Pour la HARC, ce rappel n’est pas une simple question de procédure. Il découle des dispositions de la loi organique n°2018-029 du 10 décembre 2018 relative à la Haute Autorité de l’Audiovisuel et de la Communication. Son article 35 confie à l’institution la mission d’examiner, avant toute publication ou diffusion, l’objet et le contenu des messages publicitaires, qu’il s’agisse de textes ou d’images.
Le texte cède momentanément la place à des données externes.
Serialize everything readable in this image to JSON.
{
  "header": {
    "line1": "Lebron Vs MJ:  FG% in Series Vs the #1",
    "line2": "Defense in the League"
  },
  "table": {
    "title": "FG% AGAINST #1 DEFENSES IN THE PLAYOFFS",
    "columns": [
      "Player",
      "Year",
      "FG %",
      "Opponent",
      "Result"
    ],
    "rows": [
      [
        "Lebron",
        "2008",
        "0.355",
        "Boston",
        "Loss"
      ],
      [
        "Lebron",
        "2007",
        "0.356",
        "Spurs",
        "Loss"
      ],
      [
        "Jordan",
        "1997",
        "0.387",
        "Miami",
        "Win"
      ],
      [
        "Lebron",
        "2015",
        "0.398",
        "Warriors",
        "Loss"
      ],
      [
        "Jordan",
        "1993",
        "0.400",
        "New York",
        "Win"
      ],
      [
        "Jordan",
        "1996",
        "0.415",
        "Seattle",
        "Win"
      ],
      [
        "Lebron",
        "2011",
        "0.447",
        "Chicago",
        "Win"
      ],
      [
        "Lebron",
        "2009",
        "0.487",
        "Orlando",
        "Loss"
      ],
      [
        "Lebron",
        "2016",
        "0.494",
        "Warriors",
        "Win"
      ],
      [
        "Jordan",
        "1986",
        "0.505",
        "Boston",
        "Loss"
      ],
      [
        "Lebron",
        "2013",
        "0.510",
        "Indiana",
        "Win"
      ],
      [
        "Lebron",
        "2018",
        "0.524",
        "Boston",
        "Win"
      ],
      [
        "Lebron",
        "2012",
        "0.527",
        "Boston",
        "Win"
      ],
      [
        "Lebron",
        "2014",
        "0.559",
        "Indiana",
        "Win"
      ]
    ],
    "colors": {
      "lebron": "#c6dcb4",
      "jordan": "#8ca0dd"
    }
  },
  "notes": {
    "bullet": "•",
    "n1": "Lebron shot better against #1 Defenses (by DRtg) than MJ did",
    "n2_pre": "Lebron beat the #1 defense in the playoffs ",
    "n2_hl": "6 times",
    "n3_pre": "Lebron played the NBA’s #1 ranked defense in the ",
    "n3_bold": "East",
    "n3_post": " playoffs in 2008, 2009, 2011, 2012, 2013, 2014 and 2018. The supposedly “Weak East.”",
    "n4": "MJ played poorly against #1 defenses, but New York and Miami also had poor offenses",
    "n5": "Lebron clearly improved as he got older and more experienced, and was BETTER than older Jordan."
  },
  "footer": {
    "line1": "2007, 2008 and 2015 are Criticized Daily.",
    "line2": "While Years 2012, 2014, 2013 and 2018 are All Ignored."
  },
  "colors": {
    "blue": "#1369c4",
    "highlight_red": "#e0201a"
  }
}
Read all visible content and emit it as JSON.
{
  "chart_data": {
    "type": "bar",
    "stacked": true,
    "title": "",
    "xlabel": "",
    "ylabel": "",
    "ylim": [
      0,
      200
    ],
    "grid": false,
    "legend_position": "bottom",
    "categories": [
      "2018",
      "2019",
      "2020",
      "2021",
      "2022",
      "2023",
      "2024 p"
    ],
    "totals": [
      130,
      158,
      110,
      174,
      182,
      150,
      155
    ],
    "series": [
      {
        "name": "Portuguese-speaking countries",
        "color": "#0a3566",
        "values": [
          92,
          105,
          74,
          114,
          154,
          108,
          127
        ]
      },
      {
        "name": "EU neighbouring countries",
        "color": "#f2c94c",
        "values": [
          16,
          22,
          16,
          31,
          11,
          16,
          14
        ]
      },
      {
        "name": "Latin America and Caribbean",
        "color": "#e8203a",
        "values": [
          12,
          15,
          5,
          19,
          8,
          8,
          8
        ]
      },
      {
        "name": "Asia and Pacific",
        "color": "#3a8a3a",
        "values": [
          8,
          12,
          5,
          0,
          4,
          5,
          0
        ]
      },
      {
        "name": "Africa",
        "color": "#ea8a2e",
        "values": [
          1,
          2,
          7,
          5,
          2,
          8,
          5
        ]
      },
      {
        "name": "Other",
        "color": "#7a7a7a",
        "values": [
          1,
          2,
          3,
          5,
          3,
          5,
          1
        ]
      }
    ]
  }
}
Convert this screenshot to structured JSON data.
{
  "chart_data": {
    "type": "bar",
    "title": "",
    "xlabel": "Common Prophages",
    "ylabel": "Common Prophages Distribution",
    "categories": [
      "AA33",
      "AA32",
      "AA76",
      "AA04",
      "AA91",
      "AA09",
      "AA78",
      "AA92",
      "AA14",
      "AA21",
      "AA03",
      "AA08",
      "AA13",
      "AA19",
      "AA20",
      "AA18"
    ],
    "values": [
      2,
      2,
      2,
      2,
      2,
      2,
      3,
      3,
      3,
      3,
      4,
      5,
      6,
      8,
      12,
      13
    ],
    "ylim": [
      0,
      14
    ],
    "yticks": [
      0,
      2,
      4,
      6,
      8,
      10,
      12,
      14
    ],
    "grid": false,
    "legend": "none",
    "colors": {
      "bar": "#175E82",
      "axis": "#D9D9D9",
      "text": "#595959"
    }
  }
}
Cette vérification poursuit plusieurs objectifs. Elle permet d’assurer le respect des prescriptions légales, d’écarter la promotion de produits interdits et de veiller à la préservation des valeurs nationales. Elle vise également à éviter les contenus susceptibles de heurter les convictions religieuses, philosophiques ou politiques des citoyens. Une attention particulière est accordée à la protection des enfants et des adolescents ainsi qu’à l’image de la femme dans les campagnes publicitaires.
Par ailleurs, l’autorité rappelle que cette obligation concerne l’ensemble des supports de communication. Les panneaux d’affichage, la presse écrite, la radio, la télévision ainsi que les plateformes numériques sont soumis aux mêmes exigences réglementaires.
Dans cette perspective, les autorités administratives sont invitées à exiger la présentation du visa de la HARC avant toute autorisation d’affichage. Les médias sont, eux aussi, appelés à renforcer leurs mécanismes de contrôle afin de s’assurer de la conformité des annonces qu’ils publient ou diffusent.
De leur côté, les agences et sociétés spécialisées dans la publicité sont encouragées à régulariser leur situation administrative par l’obtention ou le renouvellement des autorisations requises pour l’exercice de leurs activités.
La HARC rappelle enfin que le non-respect de ces dispositions expose les contrevenants aux sanctions prévues par l’article 152 du Code de la presse et de la communication. À travers cette démarche, l’institution réaffirme sa volonté de garantir un environnement publicitaire respectueux des règles, des valeurs de la société et des droits du public.